Firstly, let’s looks at the recommended practice where one parent may have presented with symptoms of Covid-19 in a separated household. In short, if your child is living with you and the non-resident parent has Coronavirus symptoms (or vice versa), contact should not happen. In these circumstances, stopping contact is unlikely to be seen by the Court as unreasonable, or to be in breach of an existing Court Order.

The official UK Guidance for households displaying symptoms can be found here and identifies the following:

  1. Stay at home for seven days from when the symptoms started.
  2. If you live with others and are the first in the household to have symptoms of Covid-19 (Coronavirus), the other members of the household must not leave the house for fourteen days.
  3. If another household member shows symptoms, the seven day counter resets, regardless of what day they were in the original isolation period.
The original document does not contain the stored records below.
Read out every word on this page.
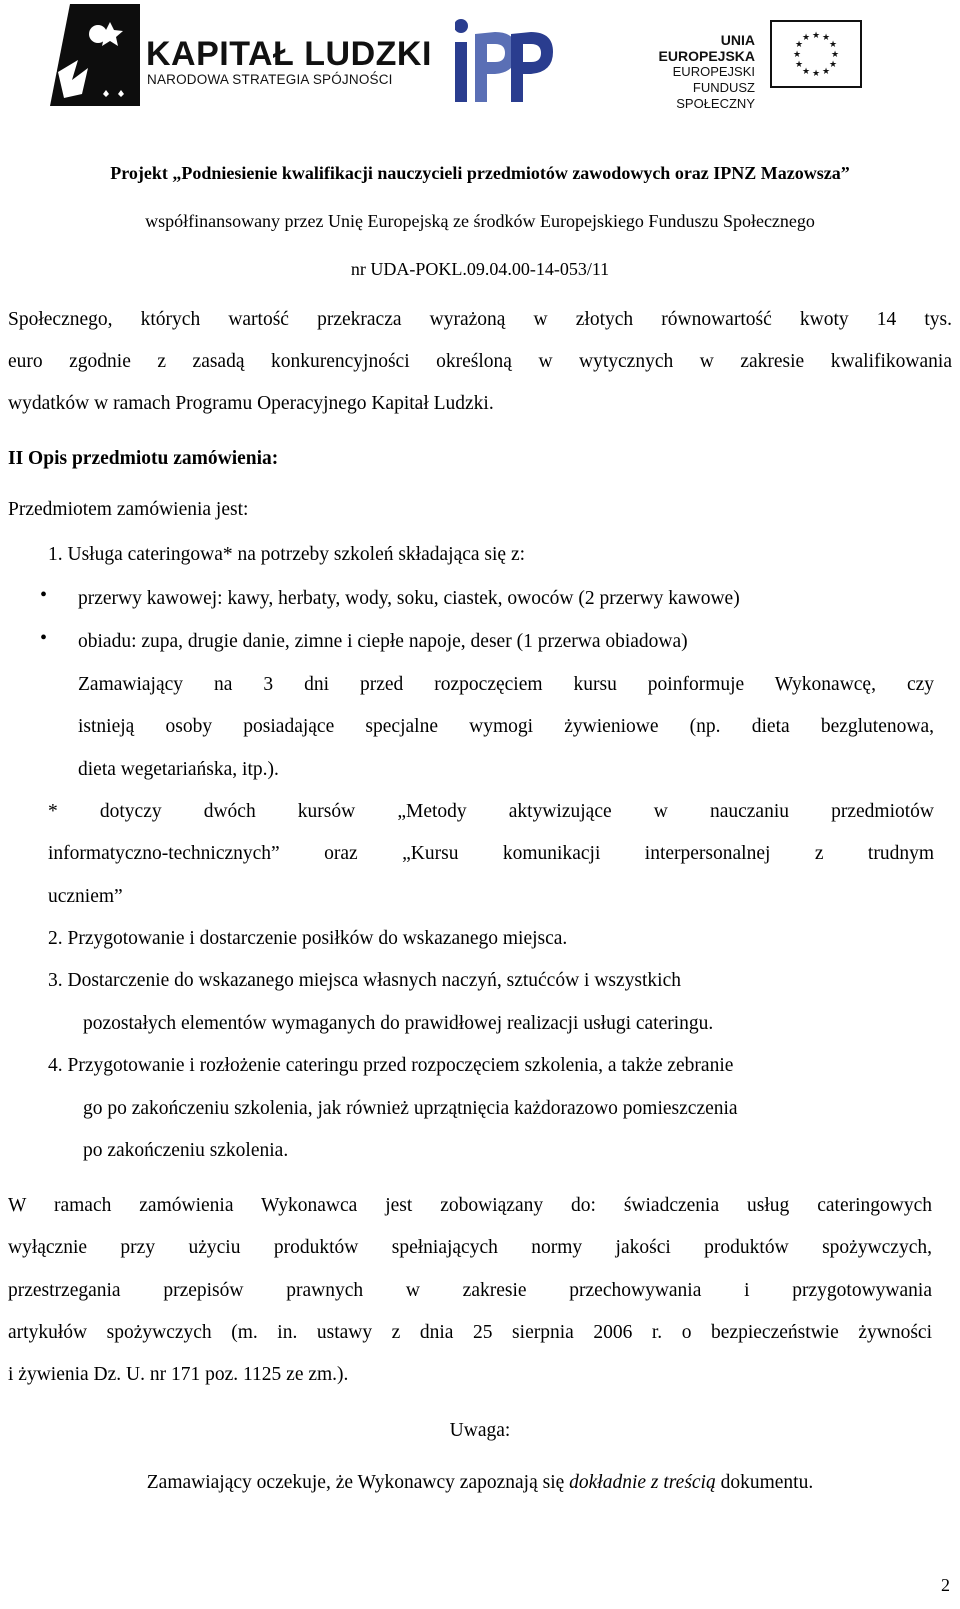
KAPITAŁ LUDZKI
NARODOWA STRATEGIA SPÓJNOŚCI
UNIA EUROPEJSKA
EUROPEJSKI
FUNDUSZ SPOŁECZNY
★ ★
★
★
★
★
★
★
★
★
★
★
Projekt „Podniesienie kwalifikacji nauczycieli przedmiotów zawodowych oraz IPNZ Mazowsza”
współfinansowany przez Unię Europejską ze środków Europejskiego Funduszu Społecznego
nr UDA-POKL.09.04.00-14-053/11
Społecznego, których wartość przekracza wyrażoną w złotych równowartość kwoty 14 tys.
euro zgodnie z zasadą konkurencyjności określoną w wytycznych w zakresie kwalifikowania
wydatków w ramach Programu Operacyjnego Kapitał Ludzki.
II Opis przedmiotu zamówienia:
Przedmiotem zamówienia jest:
1. Usługa cateringowa* na potrzeby szkoleń składająca się z:
• przerwy kawowej: kawy, herbaty, wody, soku, ciastek, owoców (2 przerwy kawowe)
• obiadu: zupa, drugie danie, zimne i ciepłe napoje, deser (1 przerwa obiadowa)
Zamawiający na 3 dni przed rozpoczęciem kursu poinformuje Wykonawcę, czy
istnieją osoby posiadające specjalne wymogi żywieniowe (np. dieta bezglutenowa,
dieta wegetariańska, itp.).
* dotyczy dwóch kursów „Metody aktywizujące w nauczaniu przedmiotów
informatyczno-technicznych” oraz „Kursu komunikacji interpersonalnej z trudnym
uczniem”
2. Przygotowanie i dostarczenie posiłków do wskazanego miejsca.
3. Dostarczenie do wskazanego miejsca własnych naczyń, sztućców i wszystkich
pozostałych elementów wymaganych do prawidłowej realizacji usługi cateringu.
4. Przygotowanie i rozłożenie cateringu przed rozpoczęciem szkolenia, a także zebranie
go po zakończeniu szkolenia, jak również uprzątnięcia każdorazowo pomieszczenia
po zakończeniu szkolenia.
W ramach zamówienia Wykonawca jest zobowiązany do: świadczenia usług cateringowych
wyłącznie przy użyciu produktów spełniających normy jakości produktów spożywczych,
przestrzegania przepisów prawnych w zakresie przechowywania i przygotowywania
artykułów spożywczych (m. in. ustawy z dnia 25 sierpnia 2006 r. o bezpieczeństwie żywności
i żywienia Dz. U. nr 171 poz. 1125 ze zm.).
Uwaga:
Zamawiający oczekuje, że Wykonawcy zapoznają się dokładnie z treścią dokumentu.
2
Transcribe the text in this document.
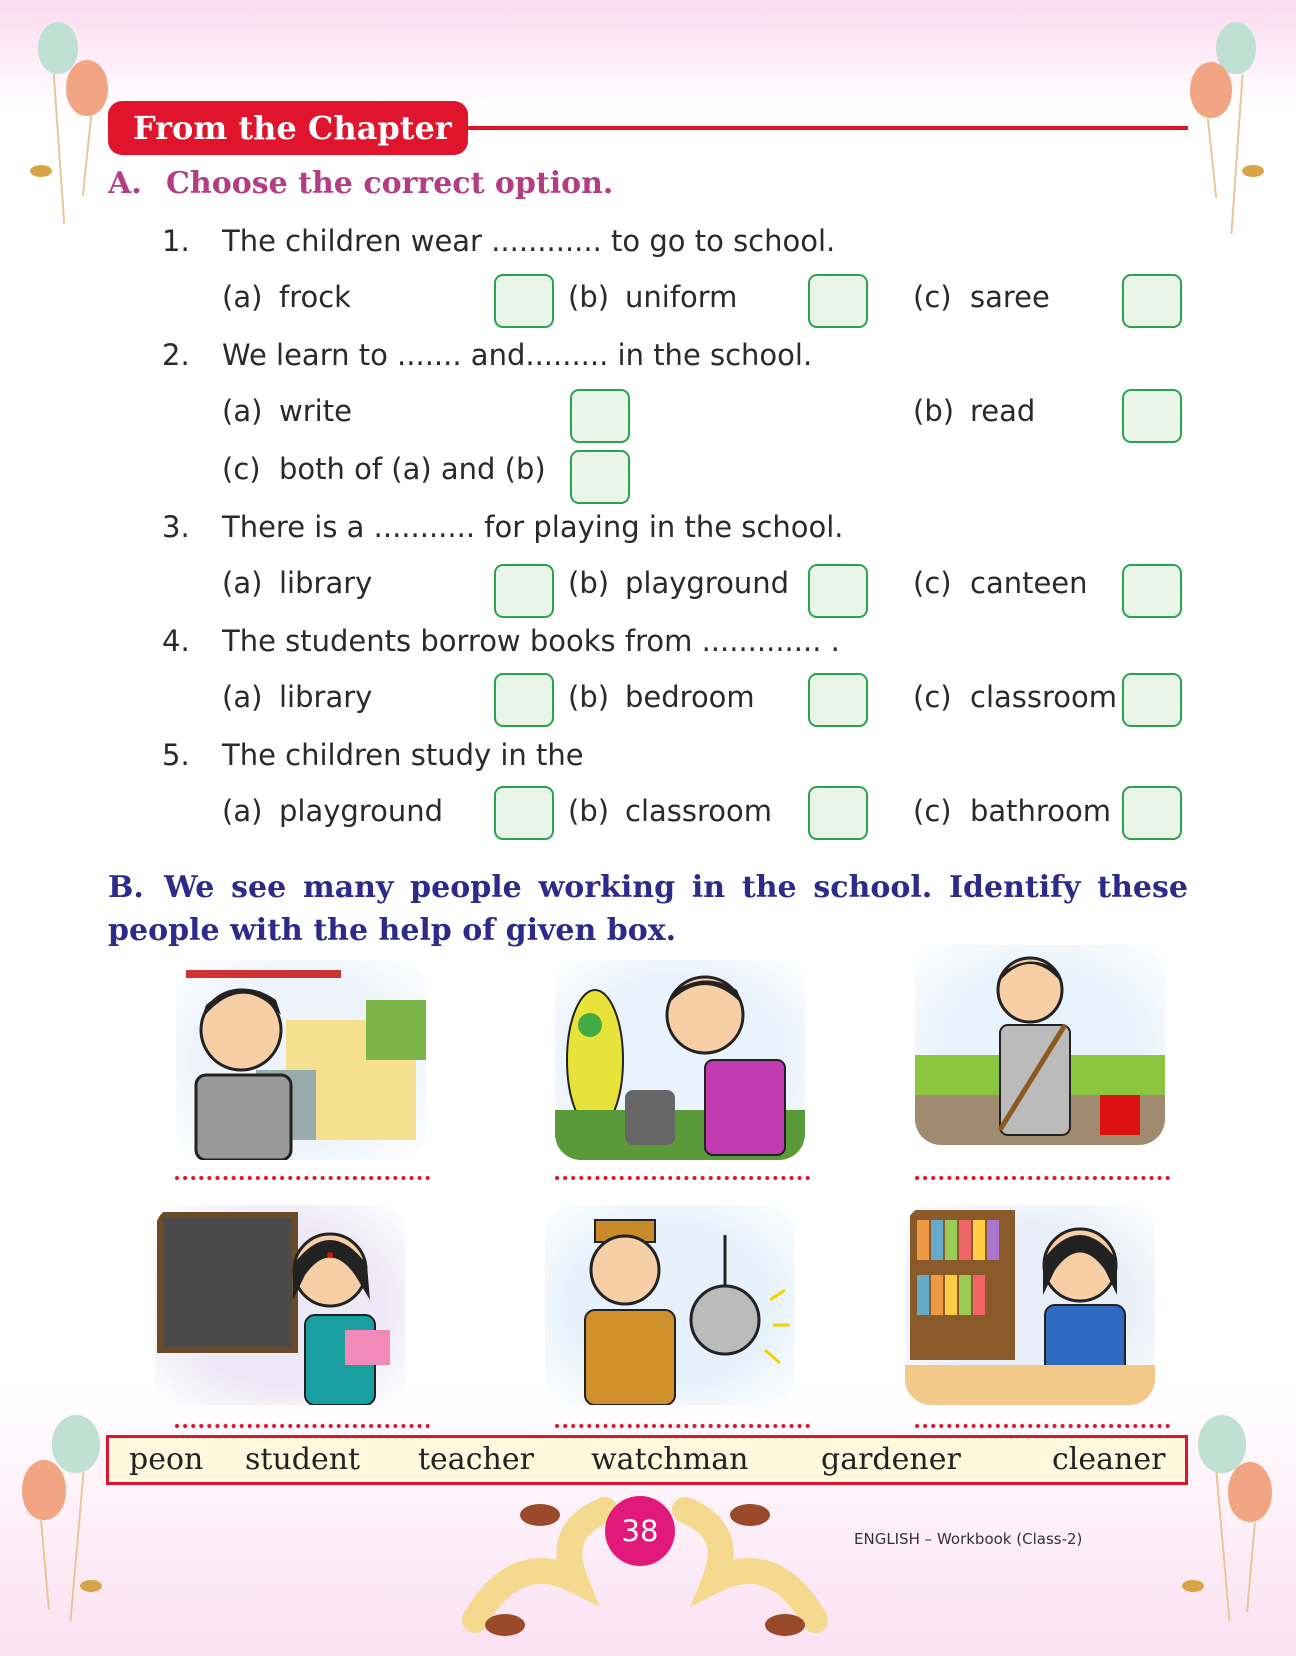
From the Chapter
A. Choose the correct option.
1. The children wear ............ to go to school.
(a) frock	(b) uniform	(c) saree
2. We learn to ....... and......... in the school.
(a) write	(b) read
(c) both of (a) and (b)
3. There is a ........... for playing in the school.
(a) library	(b) playground	(c) canteen
4. The students borrow books from ............. .
(a) library	(b) bedroom	(c) classroom
5. The children study in the
(a) playground	(b) classroom	(c) bathroom
B. We see many people working in the school. Identify these people with the help of given box.
peon student teacher watchman gardener	cleaner
38	ENGLISH – Workbook (Class-2)
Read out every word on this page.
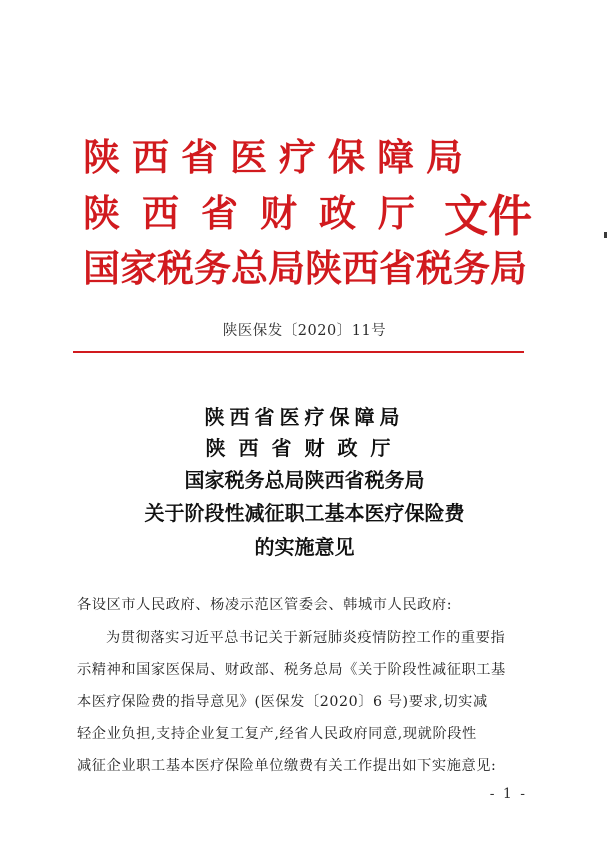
陕西省医疗保障局
陕西省财政厅
国家税务总局陕西省税务局
文件
陕医保发〔2020〕11号
陕西省医疗保障局
陕西省财政厅
国家税务总局陕西省税务局
关于阶段性减征职工基本医疗保险费
的实施意见
各设区市人民政府、杨凌示范区管委会、韩城市人民政府:
为贯彻落实习近平总书记关于新冠肺炎疫情防控工作的重要指
示精神和国家医保局、财政部、税务总局《关于阶段性减征职工基
本医疗保险费的指导意见》(医保发〔2020〕6 号)要求,切实减
轻企业负担,支持企业复工复产,经省人民政府同意,现就阶段性
减征企业职工基本医疗保险单位缴费有关工作提出如下实施意见:
- 1 -
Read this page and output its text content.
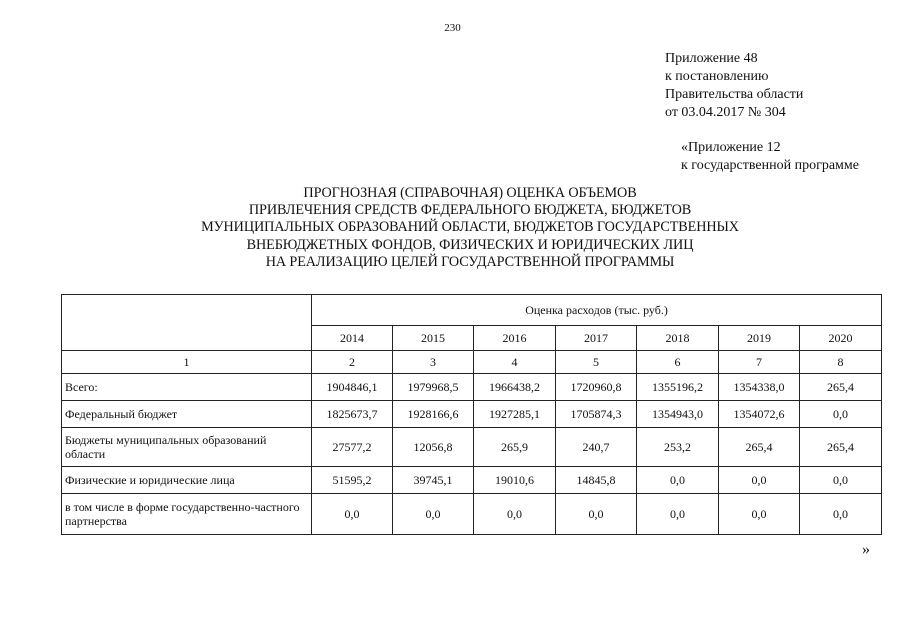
230
Приложение 48
к постановлению
Правительства области
от 03.04.2017 № 304
«Приложение 12
к государственной программе
ПРОГНОЗНАЯ (СПРАВОЧНАЯ) ОЦЕНКА ОБЪЕМОВ
ПРИВЛЕЧЕНИЯ СРЕДСТВ ФЕДЕРАЛЬНОГО БЮДЖЕТА, БЮДЖЕТОВ
МУНИЦИПАЛЬНЫХ ОБРАЗОВАНИЙ ОБЛАСТИ, БЮДЖЕТОВ ГОСУДАРСТВЕННЫХ
ВНЕБЮДЖЕТНЫХ ФОНДОВ, ФИЗИЧЕСКИХ И ЮРИДИЧЕСКИХ ЛИЦ
НА РЕАЛИЗАЦИЮ ЦЕЛЕЙ ГОСУДАРСТВЕННОЙ ПРОГРАММЫ
	Оценка расходов (тыс. руб.)						
	2014	2015	2016	2017	2018	2019	2020
1	2	3	4	5	6	7	8
Всего:	1904846,1	1979968,5	1966438,2	1720960,8	1355196,2	1354338,0	265,4
Федеральный бюджет	1825673,7	1928166,6	1927285,1	1705874,3	1354943,0	1354072,6	0,0
Бюджеты муниципальных образований области	27577,2	12056,8	265,9	240,7	253,2	265,4	265,4
Физические и юридические лица	51595,2	39745,1	19010,6	14845,8	0,0	0,0	0,0
в том числе в форме государственно-частного партнерства	0,0	0,0	0,0	0,0	0,0	0,0	0,0
»
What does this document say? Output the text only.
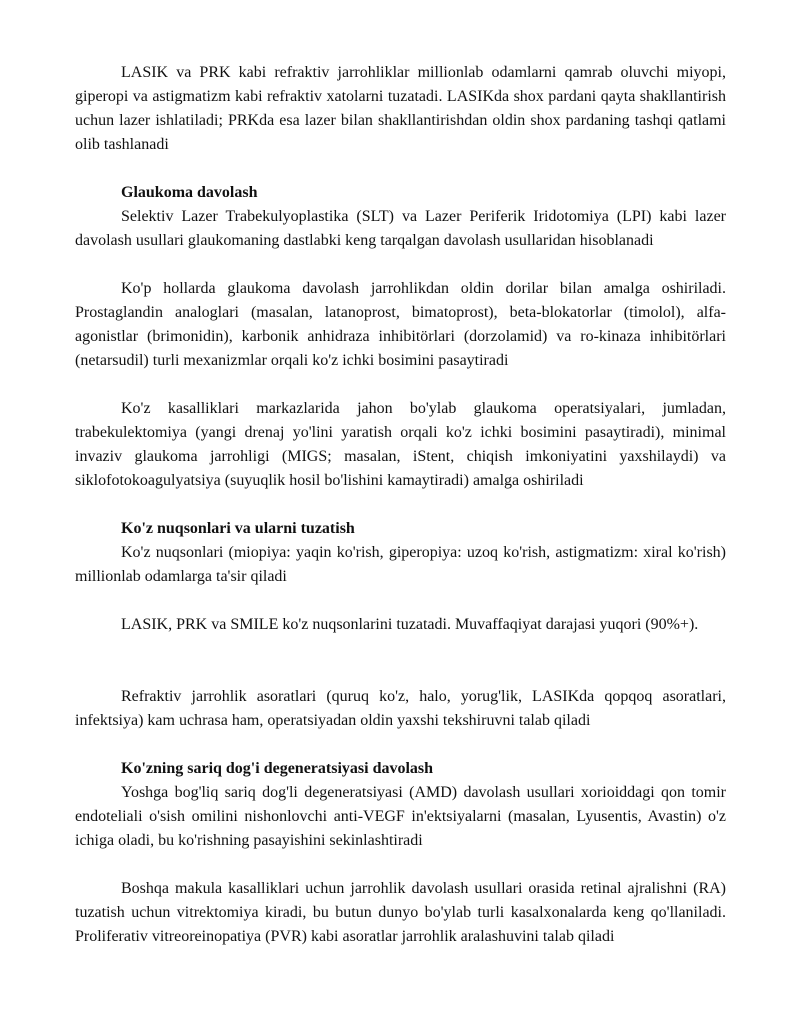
LASIK va PRK kabi refraktiv jarrohliklar millionlab odamlarni qamrab oluvchi miyopi, giperopi va astigmatizm kabi refraktiv xatolarni tuzatadi. LASIKda shox pardani qayta shakllantirish uchun lazer ishlatiladi; PRKda esa lazer bilan shakllantirishdan oldin shox pardaning tashqi qatlami olib tashlanadi

Glaukoma davolash

Selektiv Lazer Trabekulyoplastika (SLT) va Lazer Periferik Iridotomiya (LPI) kabi lazer davolash usullari glaukomaning dastlabki keng tarqalgan davolash usullaridan hisoblanadi

Ko'p hollarda glaukoma davolash jarrohlikdan oldin dorilar bilan amalga oshiriladi. Prostaglandin analoglari (masalan, latanoprost, bimatoprost), beta-blokatorlar (timolol), alfa-agonistlar (brimonidin), karbonik anhidraza inhibitörlari (dorzolamid) va ro-kinaza inhibitörlari (netarsudil) turli mexanizmlar orqali ko'z ichki bosimini pasaytiradi

Ko'z kasalliklari markazlarida jahon bo'ylab glaukoma operatsiyalari, jumladan, trabekulektomiya (yangi drenaj yo'lini yaratish orqali ko'z ichki bosimini pasaytiradi), minimal invaziv glaukoma jarrohligi (MIGS; masalan, iStent, chiqish imkoniyatini yaxshilaydi) va siklofotokoagulyatsiya (suyuqlik hosil bo'lishini kamaytiradi) amalga oshiriladi

Ko'z nuqsonlari va ularni tuzatish

Ko'z nuqsonlari (miopiya: yaqin ko'rish, giperopiya: uzoq ko'rish, astigmatizm: xiral ko'rish) millionlab odamlarga ta'sir qiladi

LASIK, PRK va SMILE ko'z nuqsonlarini tuzatadi. Muvaffaqiyat darajasi yuqori (90%+).

Refraktiv jarrohlik asoratlari (quruq ko'z, halo, yorug'lik, LASIKda qopqoq asoratlari, infektsiya) kam uchrasa ham, operatsiyadan oldin yaxshi tekshiruvni talab qiladi

Ko'zning sariq dog'i degeneratsiyasi davolash

Yoshga bog'liq sariq dog'li degeneratsiyasi (AMD) davolash usullari xorioiddagi qon tomir endoteliali o'sish omilini nishonlovchi anti-VEGF in'ektsiyalarni (masalan, Lyusentis, Avastin) o'z ichiga oladi, bu ko'rishning pasayishini sekinlashtiradi

Boshqa makula kasalliklari uchun jarrohlik davolash usullari orasida retinal ajralishni (RA) tuzatish uchun vitrektomiya kiradi, bu butun dunyo bo'ylab turli kasalxonalarda keng qo'llaniladi. Proliferativ vitreoreinopatiya (PVR) kabi asoratlar jarrohlik aralashuvini talab qiladi
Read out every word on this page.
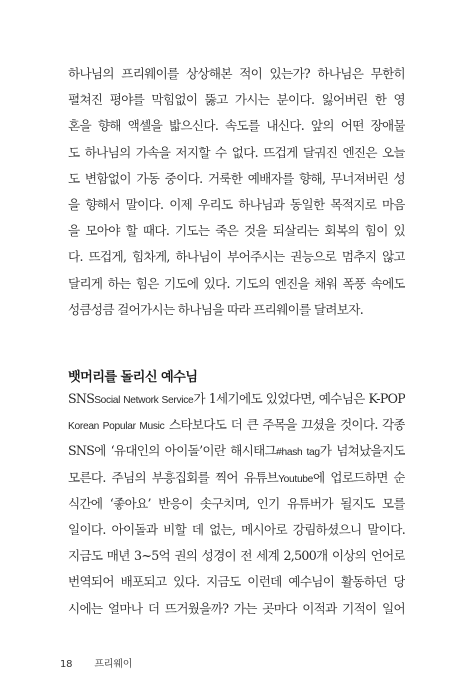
하나님의 프리웨이를 상상해본 적이 있는가? 하나님은 무한히
펼쳐진 평야를 막힘없이 뚫고 가시는 분이다. 잃어버린 한 영
혼을 향해 액셀을 밟으신다. 속도를 내신다. 앞의 어떤 장애물
도 하나님의 가속을 저지할 수 없다. 뜨겁게 달궈진 엔진은 오늘
도 변함없이 가동 중이다. 거룩한 예배자를 향해, 무너져버린 성
을 향해서 말이다. 이제 우리도 하나님과 동일한 목적지로 마음
을 모아야 할 때다. 기도는 죽은 것을 되살리는 회복의 힘이 있
다. 뜨겁게, 힘차게, 하나님이 부어주시는 권능으로 멈추지 않고
달리게 하는 힘은 기도에 있다. 기도의 엔진을 채워 폭풍 속에도
성큼성큼 걸어가시는 하나님을 따라 프리웨이를 달려보자.
뱃머리를 돌리신 예수님
SNSSocial Network Service가 1세기에도 있었다면, 예수님은 K-POP
Korean Popular Music 스타보다도 더 큰 주목을 끄셨을 것이다. 각종
SNS에 ‘유대인의 아이돌’이란 해시태그#hash tag가 넘쳐났을지도
모른다. 주님의 부흥집회를 찍어 유튜브Youtube에 업로드하면 순
식간에 ‘좋아요’ 반응이 솟구치며, 인기 유튜버가 될지도 모를
일이다. 아이돌과 비할 데 없는, 메시아로 강림하셨으니 말이다.
지금도 매년 3~5억 권의 성경이 전 세계 2,500개 이상의 언어로
번역되어 배포되고 있다. 지금도 이런데 예수님이 활동하던 당
시에는 얼마나 더 뜨거웠을까? 가는 곳마다 이적과 기적이 일어
18 프리웨이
Guidance from Sir Andrew Macfarlane, President of the Family Division, has clarified that, whilst children under the age of eighteen can be moved between parents’ homes to facilitate contact, it does not mean that all children must keep travelling for contact visits.  The Guidance states that:

“Even if some parents think it is safe for contact to take place, it might be entirely reasonable for the other parent to be genuinely worried about this.”

If one parent is, therefore, worried that moving their child would be going against public health advice, they may

“exercise their parental responsibility and vary the arrangement to one that they consider to be safe”

even if the other parent does not agree.    Where this is the case, Family Courts will expect parents to facilitate contact by video chat or phone.

What do I need to be aware of if I am co-parenting and one of us gets Covid-19 (Coronavirus)?

Parents should be aware of the following:

  • Do not go out at all if they or anyone in their household are demonstrating any symptoms for 14 days;
  • Avoid taking children to any public place where there could be a gathering of 2 or more people, do not visit children’s playgrounds and preferably avoid public transport;
  • Maintain social distancing from others of at least 2 metres, even on handovers;
  • Continue to follow guidance on self-isolation if children are deemed to be vulnerable;
  • If appropriate, take copies of any Court Orders/ correspondence which sets out contact arrangements when travelling to and from contact.

Make sure that you communicate regularly with the other parent and keep communication civil. People are understandably scared, confused or frustrated, but when communicating remember the priority is your children and ensuring they feel safe, loved and able to maintain a good relationship with you both.  If you can, have a conversation with the non-resident parent about how you are going to manage this time and what you will do if one of you becomes ill. Discuss ground rules you plan to set together for the benefit of the children to act in a way that conforms with government guidelines around Covid-19 (Coronavirus) and revise these plans as the guidelines continue to evolve.

If physical contact cannot take place between the children and non-resident parent for legitimate reasons, use other methods to ensure the children maintain their relationship with the non-resident parent.   Try to arrange indirect contact via an app like Skype or Facetime – it’s not ideal but it will be the safest option. The key point is to try and maintain the relationship with the non-resident parent as far as you can.